When obtaining position and the posture of target object Optimal Grasp in S4, which is in S3 in rotated image The coordinate of Optimal Grasp needs to be translated into the original image obtained in S1.The posture of target object is rotated according in S3 Angle calculation obtain.

The above are preferred embodiments of the present invention, all any changes made according to the technical solution of the present invention, and generated function is made When with range without departing from technical solution of the present invention, all belong to the scope of protection of the present invention.

Claims

1. a kind of Three-dimensional target recognition based on deep learning and Optimal Grasp method, which comprises the steps of:

Step S2, the first order construct an improved faster RCNN model, to the target object in image carry out identification and Positioning, the region being partitioned into where target object are simultaneously rotated accordingly；

Step S3, a new faster RCNN model is constructed in the second level, obtains the coordinate at target object Optimal Grasp position With rotation angle, the Optimal Grasp of target object is realized.

2. a kind of Three-dimensional target recognition based on deep learning according to claim 1 and Optimal Grasp method, feature It is, in step sl, described image pretreatment, including contours extract is carried out to depth image, and by contour images, cromogram Picture carries out pixel value by the weight of predetermined ratio respectively with depth image and is added, and obtains blending image.
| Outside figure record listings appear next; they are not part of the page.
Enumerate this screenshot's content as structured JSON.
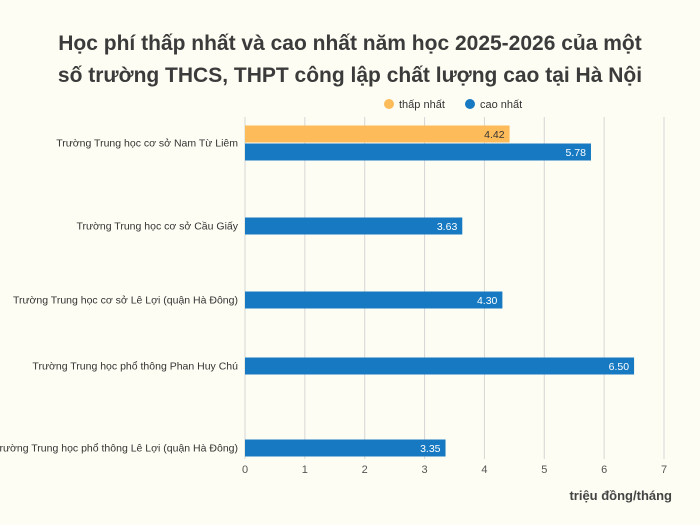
{
  "chart_data": {
    "type": "bar",
    "orientation": "horizontal",
    "title_lines": [
      "Học phí thấp nhất và cao nhất năm học 2025-2026 của một",
      "số trường THCS, THPT công lập chất lượng cao tại Hà Nội"
    ],
    "xlabel": "triệu đồng/tháng",
    "xlim": [
      0,
      7
    ],
    "xticks": [
      0,
      1,
      2,
      3,
      4,
      5,
      6,
      7
    ],
    "grid": true,
    "legend_position": "top",
    "categories": [
      "Trường Trung học cơ sở Nam Từ Liêm",
      "Trường Trung học cơ sở Cầu Giấy",
      "Trường Trung học cơ sở Lê Lợi (quận Hà Đông)",
      "Trường Trung học phổ thông Phan Huy Chú",
      "Trường Trung học phổ thông Lê Lợi (quận Hà Đông)"
    ],
    "series": [
      {
        "name": "thấp nhất",
        "color": "#fdbb5a",
        "values": [
          4.42,
          null,
          null,
          null,
          null
        ]
      },
      {
        "name": "cao nhất",
        "color": "#1679c1",
        "values": [
          5.78,
          3.63,
          4.3,
          6.5,
          3.35
        ]
      }
    ]
  }
}
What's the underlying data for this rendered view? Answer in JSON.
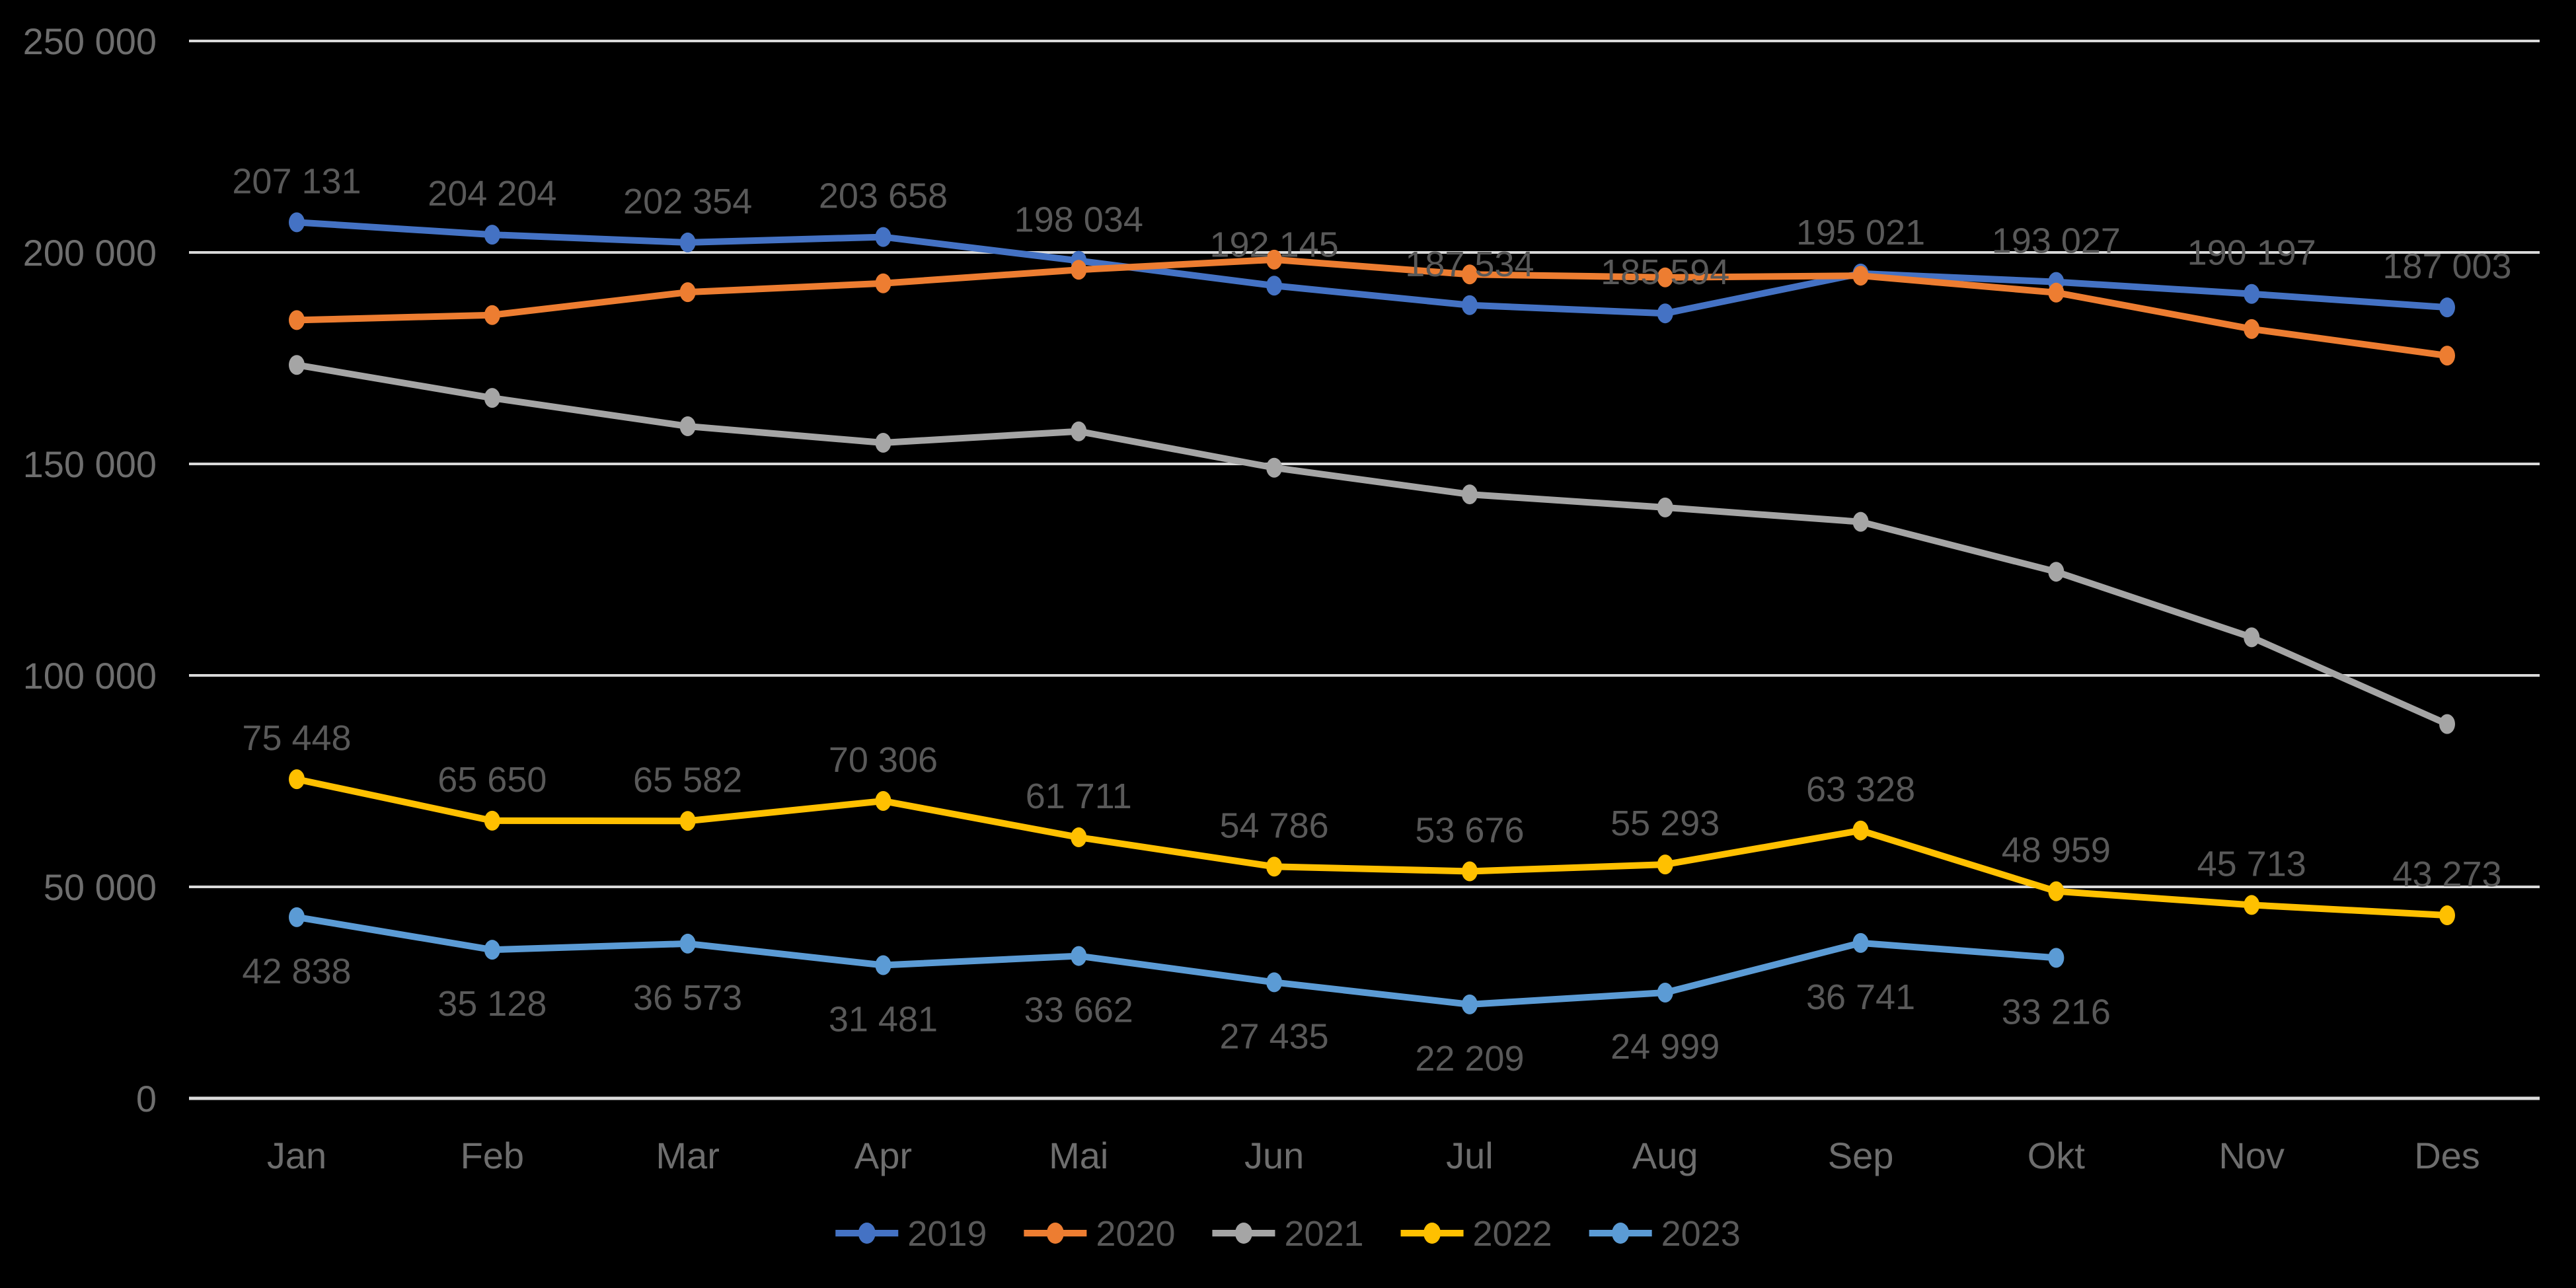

3. a kind of Three-dimensional target recognition based on deep learning according to claim 1 and Optimal Grasp method, feature It is, in step s 2, the improved faster RCNN model, including sequentially connected convolutional layer 1, pond layer 1, convolution Layer 2, convolutional layer 3, convolutional layer 4, pond layer 2, convolutional layer 5, fused layer, the convolutional layer 3 are also connect with fused layer, meanwhile, it is Can the small object of recognition imaging, the parameter of convolutional layer 2 and convolutional layer 4 is adjusted, i.e. the parameter adjustment of convolutional layer 2 are as follows: Convolution kernel size is 3*3, and border extended number is 1, step-length 1；The parameter of convolutional layer 4 adjusts are as follows: convolution kernel size is 5*5, side Edge spreading number is 2, step-length 2.

4. a kind of Three-dimensional target recognition based on deep learning according to claim 3 and Optimal Grasp method, feature It is, it is in step s 2, described to construct an improved faster RCNN model in the first order, to the target object in image The specific implementation process identified and positioned are as follows: the blending image that image preprocessing obtains will be carried out through step S1, input changes Into faster RCNN model, merged by the extraction of 5 layers of convolutional layer and characteristic image, then with trained category feature It is compared, obtains classification and the position of target object.

5. a kind of Three-dimensional target recognition based on deep learning according to claim 1 and Optimal Grasp method, feature It is, in step s 2, the region being partitioned into where target object and the detailed process rotated accordingly are as follows:

Step S21, target is found to identifying and positioning for the target object in image according to improved faster RCNN model The profile of object, so that target object be split from image:

Step S23, image is carried out by multiple rotary using dichotomy.